Office workers are taking PC problems into their own hands.
A nationwide survey conducted online in March 2013 by Harris Interactive on behalf of Crucial found that the majority of office workers who use a computer are reluctant to call the IT department for tech support. Instead, 53 percent of the 2,144 U.S. adults said they attempt to fix their computer problems on their own or solicit help from a co-worker/someone else. What makes this finding even more interesting is that computer problems ranked as the top reason for decreased productivity.
Around 29 percent of respondents indicated computer problems (lost files, slowness, crashes, and so forth) as the primary reason productivity suffers in the workplace. The category outranked co-workers (25 percent), workload (22 percent), management (22 percent), and customers/clients/vendors (15 percent) as factors that negatively affect the work flow.
"It is interesting that while computers play such a pivotal role in the flow of an office's workload, many employees are choosing to remedy their computer issues without the assistance of a trained IT professional," says Roddy McLean, marketing director, Crucial.com. "As the modern office worker is more reliant on the performance of their computer, they have also become more adept at finding a do-it-yourself solution when a computer crisis strikes."
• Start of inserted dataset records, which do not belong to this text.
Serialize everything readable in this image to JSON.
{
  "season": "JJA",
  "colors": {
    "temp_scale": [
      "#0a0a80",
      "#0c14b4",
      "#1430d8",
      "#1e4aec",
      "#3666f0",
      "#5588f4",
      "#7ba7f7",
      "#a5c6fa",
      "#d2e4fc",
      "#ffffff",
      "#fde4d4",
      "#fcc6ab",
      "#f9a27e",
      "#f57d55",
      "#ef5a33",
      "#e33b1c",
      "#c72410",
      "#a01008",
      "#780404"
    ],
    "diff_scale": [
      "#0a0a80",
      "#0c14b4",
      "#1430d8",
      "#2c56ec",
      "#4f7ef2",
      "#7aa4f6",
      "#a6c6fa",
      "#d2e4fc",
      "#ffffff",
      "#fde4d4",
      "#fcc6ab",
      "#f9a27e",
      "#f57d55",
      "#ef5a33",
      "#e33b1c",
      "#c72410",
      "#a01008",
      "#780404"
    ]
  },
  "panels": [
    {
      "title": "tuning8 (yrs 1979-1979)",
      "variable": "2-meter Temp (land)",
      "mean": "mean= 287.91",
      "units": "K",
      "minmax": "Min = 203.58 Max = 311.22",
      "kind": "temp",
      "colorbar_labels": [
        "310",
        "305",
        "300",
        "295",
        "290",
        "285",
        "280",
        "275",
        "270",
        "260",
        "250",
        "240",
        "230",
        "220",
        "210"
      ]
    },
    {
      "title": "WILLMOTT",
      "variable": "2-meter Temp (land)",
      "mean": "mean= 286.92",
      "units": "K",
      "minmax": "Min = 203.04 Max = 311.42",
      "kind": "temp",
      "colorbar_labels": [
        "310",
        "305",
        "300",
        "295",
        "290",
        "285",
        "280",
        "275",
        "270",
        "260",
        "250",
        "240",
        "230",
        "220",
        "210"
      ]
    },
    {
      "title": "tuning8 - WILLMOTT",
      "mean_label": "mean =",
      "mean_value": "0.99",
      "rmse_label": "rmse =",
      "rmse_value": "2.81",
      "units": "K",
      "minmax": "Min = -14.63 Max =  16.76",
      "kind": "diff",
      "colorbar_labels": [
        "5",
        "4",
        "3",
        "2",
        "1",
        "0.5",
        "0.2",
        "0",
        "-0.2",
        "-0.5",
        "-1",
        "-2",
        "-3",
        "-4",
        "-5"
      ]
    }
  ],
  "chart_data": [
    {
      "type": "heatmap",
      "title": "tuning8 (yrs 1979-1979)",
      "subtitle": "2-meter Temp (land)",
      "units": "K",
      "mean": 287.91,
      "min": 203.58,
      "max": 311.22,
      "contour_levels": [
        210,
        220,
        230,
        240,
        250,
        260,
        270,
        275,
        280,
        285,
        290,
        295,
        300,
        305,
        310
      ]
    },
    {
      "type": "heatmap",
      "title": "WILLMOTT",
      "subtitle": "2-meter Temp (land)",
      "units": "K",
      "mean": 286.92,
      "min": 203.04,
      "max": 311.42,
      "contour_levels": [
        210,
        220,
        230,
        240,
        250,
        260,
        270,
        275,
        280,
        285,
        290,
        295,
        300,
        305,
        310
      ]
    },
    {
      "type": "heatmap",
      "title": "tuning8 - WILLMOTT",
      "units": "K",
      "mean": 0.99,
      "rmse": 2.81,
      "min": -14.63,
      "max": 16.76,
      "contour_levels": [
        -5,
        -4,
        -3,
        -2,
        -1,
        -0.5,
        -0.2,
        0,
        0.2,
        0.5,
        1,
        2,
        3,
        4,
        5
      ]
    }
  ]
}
There's a bit of a divide between the propensity of male and female workers to call IT for help. The survey found that male computer users (46 percent) are much more likely than female workers (25 percent) to fix their own PC problems. Young men between th ages of 18-34 are especially prone to go the do-it-yourself (DIY) route at 61 percent.
Crucial commissioned the survey to draw attention to the launch of a national contest to recognize everyday office workers who come to the aid of co-workers mired in computer chaos. Those nominated for the title of Official Unofficial Office Computer Go-To Superstar have a chance to win $5,000 in cash and a $5,000 Best Buy gift certificate.